Zelfs de eenvoudigste vorm van assembler werkt twee passen over de invoer. De eerste Paas detecteert alle identifiers in de assemblagecode die opslaglocatie aangeeft en bewaar ze in de symbool tabel (anders dan de compilers-symbooltabel). De opslaglocatie is toegewezen naar de identificatie die in de eerste passage wordt aangetroffen.

In de tweede pas, wordt de invoer opnieuw gescand en deze keer de operatie code zijn vertaalde in een reeks bits die die bewerking in de machinecode vertegenwoordigt. De tweede passage vertaalt zich ook identifiers in de adressen gedefinieerd in de symbolentabel. Aldus genereert de tweede doorgang de verplaatsbare machinecode.

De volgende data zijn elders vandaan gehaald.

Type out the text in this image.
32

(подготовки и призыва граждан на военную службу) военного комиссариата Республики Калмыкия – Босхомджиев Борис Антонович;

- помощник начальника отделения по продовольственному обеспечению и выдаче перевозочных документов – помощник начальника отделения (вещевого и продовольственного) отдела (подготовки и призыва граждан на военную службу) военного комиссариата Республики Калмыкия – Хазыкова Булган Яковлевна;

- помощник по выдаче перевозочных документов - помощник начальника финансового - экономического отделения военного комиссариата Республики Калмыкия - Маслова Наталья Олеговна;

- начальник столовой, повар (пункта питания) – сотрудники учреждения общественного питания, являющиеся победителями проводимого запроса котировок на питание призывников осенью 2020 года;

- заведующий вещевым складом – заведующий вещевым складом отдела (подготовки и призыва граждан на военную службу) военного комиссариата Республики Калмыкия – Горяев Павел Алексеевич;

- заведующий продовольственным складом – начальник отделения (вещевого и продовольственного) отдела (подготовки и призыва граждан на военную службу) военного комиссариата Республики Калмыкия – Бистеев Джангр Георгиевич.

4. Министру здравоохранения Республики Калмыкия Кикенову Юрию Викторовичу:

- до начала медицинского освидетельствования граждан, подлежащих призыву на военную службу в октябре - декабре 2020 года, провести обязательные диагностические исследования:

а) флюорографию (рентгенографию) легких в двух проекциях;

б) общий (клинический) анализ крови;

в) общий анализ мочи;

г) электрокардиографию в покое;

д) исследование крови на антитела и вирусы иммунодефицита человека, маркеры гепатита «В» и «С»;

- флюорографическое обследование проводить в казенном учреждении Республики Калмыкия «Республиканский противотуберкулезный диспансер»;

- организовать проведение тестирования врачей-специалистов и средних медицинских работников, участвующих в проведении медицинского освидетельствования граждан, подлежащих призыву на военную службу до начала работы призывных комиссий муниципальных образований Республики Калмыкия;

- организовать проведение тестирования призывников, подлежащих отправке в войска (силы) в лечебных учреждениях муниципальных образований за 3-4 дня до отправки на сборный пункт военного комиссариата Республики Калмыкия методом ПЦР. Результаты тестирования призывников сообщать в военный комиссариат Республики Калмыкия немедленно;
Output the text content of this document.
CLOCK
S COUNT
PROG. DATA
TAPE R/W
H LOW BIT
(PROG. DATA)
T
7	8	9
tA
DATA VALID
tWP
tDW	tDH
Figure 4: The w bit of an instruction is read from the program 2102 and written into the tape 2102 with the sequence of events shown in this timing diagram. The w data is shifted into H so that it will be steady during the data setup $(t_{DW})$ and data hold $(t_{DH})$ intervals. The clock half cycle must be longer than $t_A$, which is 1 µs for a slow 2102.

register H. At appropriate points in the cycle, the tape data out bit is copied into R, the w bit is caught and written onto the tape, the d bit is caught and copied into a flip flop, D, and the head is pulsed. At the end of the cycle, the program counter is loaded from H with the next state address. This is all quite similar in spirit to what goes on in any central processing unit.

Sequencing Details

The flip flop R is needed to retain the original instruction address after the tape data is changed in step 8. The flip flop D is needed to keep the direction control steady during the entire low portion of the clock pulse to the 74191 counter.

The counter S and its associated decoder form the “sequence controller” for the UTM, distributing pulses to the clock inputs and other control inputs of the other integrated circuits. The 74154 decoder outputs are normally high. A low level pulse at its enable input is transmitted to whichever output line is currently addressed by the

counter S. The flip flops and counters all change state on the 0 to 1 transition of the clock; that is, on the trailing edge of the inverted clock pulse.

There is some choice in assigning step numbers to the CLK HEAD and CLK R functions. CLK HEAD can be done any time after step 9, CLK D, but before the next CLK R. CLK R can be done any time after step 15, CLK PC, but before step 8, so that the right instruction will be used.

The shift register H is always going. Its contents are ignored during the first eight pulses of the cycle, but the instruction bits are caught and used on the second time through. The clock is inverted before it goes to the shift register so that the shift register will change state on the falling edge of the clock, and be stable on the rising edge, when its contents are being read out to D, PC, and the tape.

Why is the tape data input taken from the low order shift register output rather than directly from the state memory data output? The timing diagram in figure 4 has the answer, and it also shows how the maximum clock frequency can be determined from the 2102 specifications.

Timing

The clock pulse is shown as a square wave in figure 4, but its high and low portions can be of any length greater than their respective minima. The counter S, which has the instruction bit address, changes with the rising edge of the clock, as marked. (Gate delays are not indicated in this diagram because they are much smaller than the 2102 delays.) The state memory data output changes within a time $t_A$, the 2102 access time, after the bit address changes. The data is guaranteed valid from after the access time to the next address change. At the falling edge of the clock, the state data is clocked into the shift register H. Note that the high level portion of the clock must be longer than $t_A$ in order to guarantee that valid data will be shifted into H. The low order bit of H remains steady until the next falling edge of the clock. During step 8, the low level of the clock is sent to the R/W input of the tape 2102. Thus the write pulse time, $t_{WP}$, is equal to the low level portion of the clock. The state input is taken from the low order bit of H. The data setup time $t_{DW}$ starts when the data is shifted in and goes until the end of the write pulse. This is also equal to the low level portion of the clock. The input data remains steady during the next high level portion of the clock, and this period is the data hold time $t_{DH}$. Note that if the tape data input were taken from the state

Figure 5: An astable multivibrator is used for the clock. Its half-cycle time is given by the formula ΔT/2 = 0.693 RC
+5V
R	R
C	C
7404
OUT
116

  1. Het belangrijkste verschil tussen compiler en assembler is dat de compiler genereert assemblagecode en sommige compilers kunnen ook direct uitvoerbare code genereren, terwijl de assembler genereert verplaatsbare machinecode.
  2. De compiler neemt als invoer de voorverwerkte code gegenereerd door preprocessor. Aan de andere kant neemt de assembler montage code als invoer.
  3. De compilatie vindt plaats in twee fasen die zijn analyse fase en synthesefase. In de analysefase gaat de invoer door lexicale analysator, syntaxisanalysator, semantische analysator terwijl de synthese-analyse plaatsvindt via tussentijdse codegenerator, code-optimizer, codegenerator. Aan de andere kant geeft assembler de invoer door twee fasen. De eerste fase detecteert de identificatiegegevens en wijst daaraan adressen toe. In de tweede fase wordt de assemblagecode vertaald naar binaire code.
  4. De door de compiler gegenereerde montagecode is een geheugensteuntje van machinecode. De door de assembler gegenereerde verplaatsbare machinecode is echter een binaire verplaatsbare code.

Gevolgtrekking:

De assembler is mogelijk niet nodig omdat sommige compilers direct uitvoerbare code genereren. Als assembler wordt gebruikt, is een linker vereist om alle ingebouwde bibliotheken te koppelen aan de bibliotheekfuncties die in de broncode worden gebruikt.